Un beau panorama nous attend au sommet

Un petit musée relate l'intervention française au Mexique le 13 juin 1862

Ruines du fort où a eu lieu la bataille

Une tyrolienne pour ceux qui veulent du fun

Montée sur un observatoire

Retour... On redescend de 320m, en parcourant 900m.

Balade sur le Rio Blanco

Tout le long de la rivière, des animaux dans des cages, assez espacées. On finit par abandonner, on ne sait pas quand ça s'arrête, et on trouve que les conditions des animaux ne sont pas terribles...

La promenade le long du Rio est agréable, il faut emprunter des passerelles parfois bien mouvantes pour passer d'un côté à l'autre

Un petit tour par le couvent San José, un peu délabré, et fermé en ce moment

Traversée du marché aux fleurs, ça sent bon !

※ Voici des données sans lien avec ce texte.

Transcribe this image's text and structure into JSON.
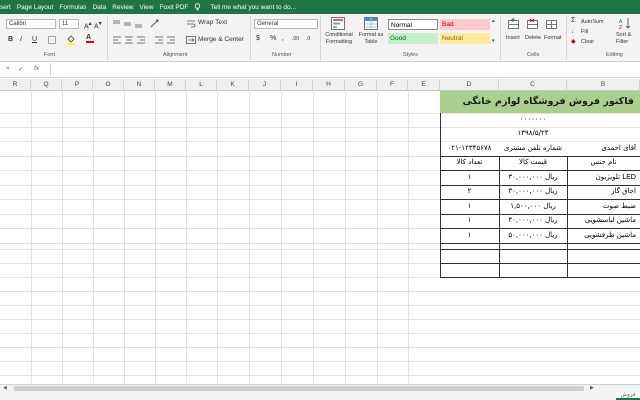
{
  "ribbon_tabs": [
    "sert",
    "Page Layout",
    "Formulas",
    "Data",
    "Review",
    "View",
    "Foxit PDF"
  ],
  "tell_me": "Tell me what you want to do...",
  "font": {
    "name": "Calibri",
    "size": "11"
  },
  "number_format": "General",
  "alignment": {
    "wrap_text": "Wrap Text",
    "merge_center": "Merge & Center"
  },
  "number_symbols": {
    "currency": "$",
    "percent": "%",
    "comma": "‚",
    "dec_inc": ".00",
    "dec_dec": ".0"
  },
  "format_buttons": {
    "B": "B",
    "I": "I",
    "U": "U"
  },
  "styles": {
    "cond_fmt": [
      "Conditional",
      "Formatting"
    ],
    "format_table": [
      "Format as",
      "Table"
    ],
    "items": [
      {
        "label": "Normal",
        "color": "#ffffff",
        "text": "#000000"
      },
      {
        "label": "Bad",
        "color": "#ffc7ce",
        "text": "#9c0006"
      },
      {
        "label": "Good",
        "color": "#c6efce",
        "text": "#006100"
      },
      {
        "label": "Neutral",
        "color": "#ffeb9c",
        "text": "#9c5700"
      }
    ]
  },
  "cells_group": {
    "insert": "Insert",
    "delete": "Delete",
    "format": "Format"
  },
  "editing": {
    "autosum": "AutoSum",
    "fill": "Fill",
    "clear": "Clear",
    "sort": [
      "Sort &",
      "Filter"
    ]
  },
  "group_labels": {
    "font": "Font",
    "alignment": "Alignment",
    "number": "Number",
    "styles": "Styles",
    "cells": "Cells",
    "editing": "Editing"
  },
  "formula_bar": {
    "cancel": "×",
    "enter": "✓",
    "fx": "fx"
  },
  "columns": [
    "R",
    "Q",
    "P",
    "O",
    "N",
    "M",
    "L",
    "K",
    "J",
    "I",
    "H",
    "G",
    "F",
    "E",
    "D",
    "C",
    "B"
  ],
  "invoice": {
    "title": "فاکتور فروش فروشگاه لوازم خانگی",
    "code": "۰۰۰۰۰۰۰",
    "date": "۱۳۹۸/۵/۲۴",
    "customer": "آقای احمدی",
    "phone_label": "شماره تلفن مشتری",
    "phone": "۰۲۱-۱۲۳۴۵۶۷۸",
    "headers": {
      "name": "نام جنس",
      "price": "قیمت کالا",
      "qty": "تعداد کالا"
    },
    "rows": [
      {
        "name": "تلویزیون LED",
        "price": "۳۰,۰۰۰,۰۰۰ ریال",
        "qty": "۱"
      },
      {
        "name": "اجاق گاز",
        "price": "۳۰,۰۰۰,۰۰۰ ریال",
        "qty": "۲"
      },
      {
        "name": "ضبط صوت",
        "price": "۱,۵۰۰,۰۰۰ ریال",
        "qty": "۱"
      },
      {
        "name": "ماشین لباسشویی",
        "price": "۴۰,۰۰۰,۰۰۰ ریال",
        "qty": "۱"
      },
      {
        "name": "ماشین ظرفشویی",
        "price": "۵۰,۰۰۰,۰۰۰ ریال",
        "qty": "۱"
      }
    ]
  },
  "sheet_tab": "فروش"
}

Musée "la maison des légendes", qui illustre beaucoup d'histoires de la ville, parfois effrayantes.

Musée du cinéma, on trouve l'histoire de Sara Garcia dont on a photographié la statue en arrivant à Orizaba. Elle est célèbre pour avoir joué des rôles de grand-mère, elle s'est même fait arracher toutes ses dents à 30 ans pour être plus crédible dans son rôle !

Petit musée de l'histoire d'Orizaba, personnages évocateurs et costumes de la ville

La journée se termine sous une pluie battante...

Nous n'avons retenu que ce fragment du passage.